I “upgraded” my Truenas server to a Core i3-10100 system with 16GB DDR4 non-ecc from my pervious one of Xeon E5-1660 v4 with 32GB DDR4 ECC. I think the newer CPU should perform fine with running a NAS and a couple light apps. If I need more ram I can get some from ebay. For now, the huge win is in power savings. The server went from about 100 watts at idle to 70 watts with the same hard drives (3x8TB, 2x14TB, 3 SSDs). This is based on the output of my UPS which has a few other things plugged into it as well
My Truenas server started shutting down randomly. In the logs it looked like the system was being gracefully shut down but I was not issuing the commands. I checked access logs and it didn’t seem like anyone had gained access.
I tried a few things (re-installing the power button, upgrading Truenas to the latest version, etc) and the shutdowns seemed to go away. One day, the system shut down and would not power back on. I wasn’t sure what was happening. In my mind it was either the motherboard or the power supply. I decided to test out with a new power supply since I had one. I had to buy adapter cables because the HP Z440 doesn’t use regular pin outs.
I ordered the cables on amazon (https://www.amazon.com/dp/B08PBH6VPV). When they arrived, i replaced the power supply, added the new cables and nothing. I put in an offer on an ebay computer from Mclean-Surplus. The next morning they had accepted the offer and I picked up the computer. It is ASRock H410M-HDV/M.2 Desktop Core i3-10100 3.6GHz 16GB RAM 500GB HDD NO OS that I got for $127.
When I got back, the old system booted fine (which was annoying since I had already bought a replacement). The odd thing was my 3 drive pool was only showing 1 drive. I could not figure out why. After much googling, trying the drives with external adapters and booting the new, backup system, with Ubuntu to run gparted and smart tests I still had no idea what was happening. All 3 drives spun up with the external adapter. Only 2 of the drives showed up in ubuntu when I was running SMART tests. Whenever I put them back into my NAS box, only 1 would show up in Truenas.

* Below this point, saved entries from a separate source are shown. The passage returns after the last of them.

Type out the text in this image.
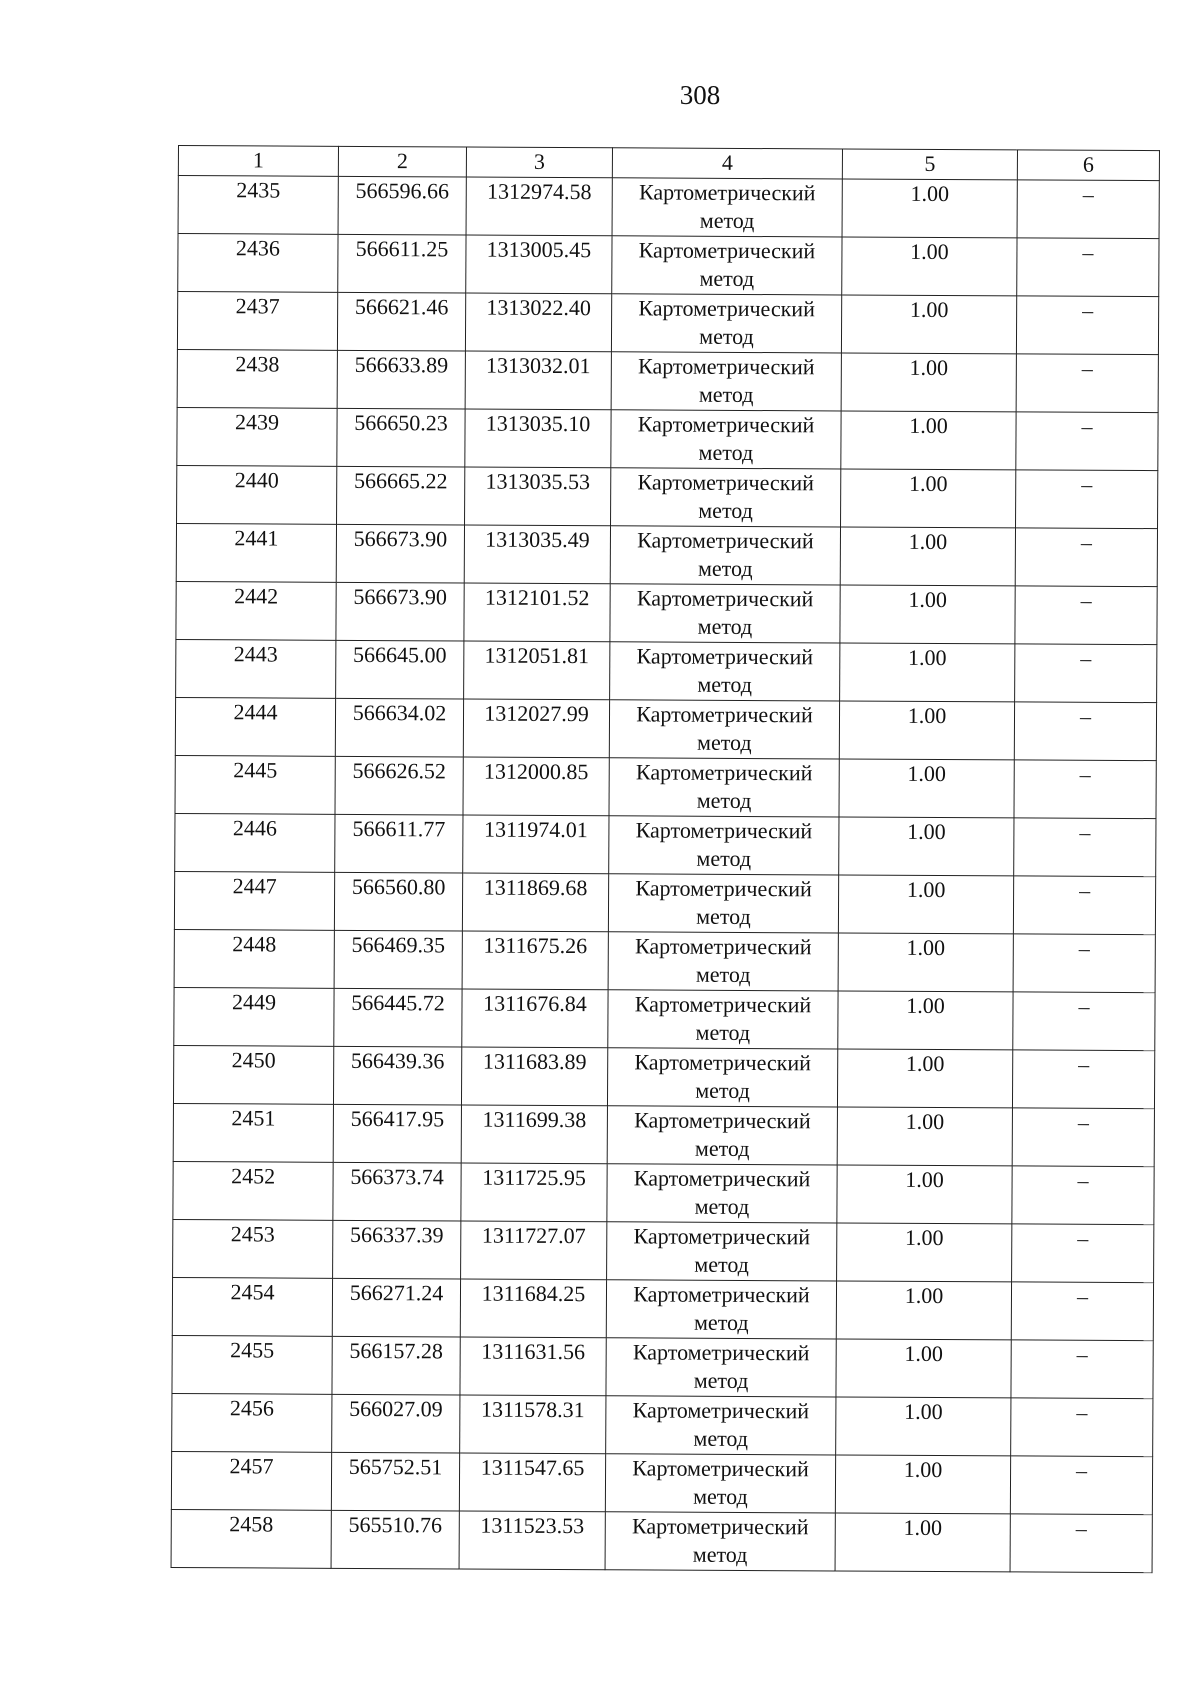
308
1	2	3	4	5	6
2435	566596.66	1312974.58	Картометрический метод	1.00	–
2436	566611.25	1313005.45	Картометрический метод	1.00	–
2437	566621.46	1313022.40	Картометрический метод	1.00	–
2438	566633.89	1313032.01	Картометрический метод	1.00	–
2439	566650.23	1313035.10	Картометрический метод	1.00	–
2440	566665.22	1313035.53	Картометрический метод	1.00	–
2441	566673.90	1313035.49	Картометрический метод	1.00	–
2442	566673.90	1312101.52	Картометрический метод	1.00	–
2443	566645.00	1312051.81	Картометрический метод	1.00	–
2444	566634.02	1312027.99	Картометрический метод	1.00	–
2445	566626.52	1312000.85	Картометрический метод	1.00	–
2446	566611.77	1311974.01	Картометрический метод	1.00	–
2447	566560.80	1311869.68	Картометрический метод	1.00	–
2448	566469.35	1311675.26	Картометрический метод	1.00	–
2449	566445.72	1311676.84	Картометрический метод	1.00	–
2450	566439.36	1311683.89	Картометрический метод	1.00	–
2451	566417.95	1311699.38	Картометрический метод	1.00	–
2452	566373.74	1311725.95	Картометрический метод	1.00	–
2453	566337.39	1311727.07	Картометрический метод	1.00	–
2454	566271.24	1311684.25	Картометрический метод	1.00	–
2455	566157.28	1311631.56	Картометрический метод	1.00	–
2456	566027.09	1311578.31	Картометрический метод	1.00	–
2457	565752.51	1311547.65	Картометрический метод	1.00	–
2458	565510.76	1311523.53	Картометрический метод	1.00	–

Finally, I realized that I am running shucked drives and it is recommended to cover the 3.3v pins (https://www.instructables.com/How-to-Fix-the-33V-Pin-Issue-in-White-Label-Disks-/). With my previous power supply, all the hard drives were plugged in with SATA adapters. With the new power supply, some drives were on a sata splitter but some were directly plugged in. The drives that were not showing were directly plugged into the power supply’s SATA power cables. Once I moved them to a SATA power splitter all 3 drives showed up in Truenas. I was relieved to not have lost all my data. I know the saying is MOLEX to SATA lose all your data, but in my case I couldn’t access any of my data without that adapter.
I have since bought a few SATA power splitters to skip the molex to sata. So far I am happy with the upgrades, even though I have a consumer-level CPU now and half the ram. Going from 100w to 70w seems like a huge win.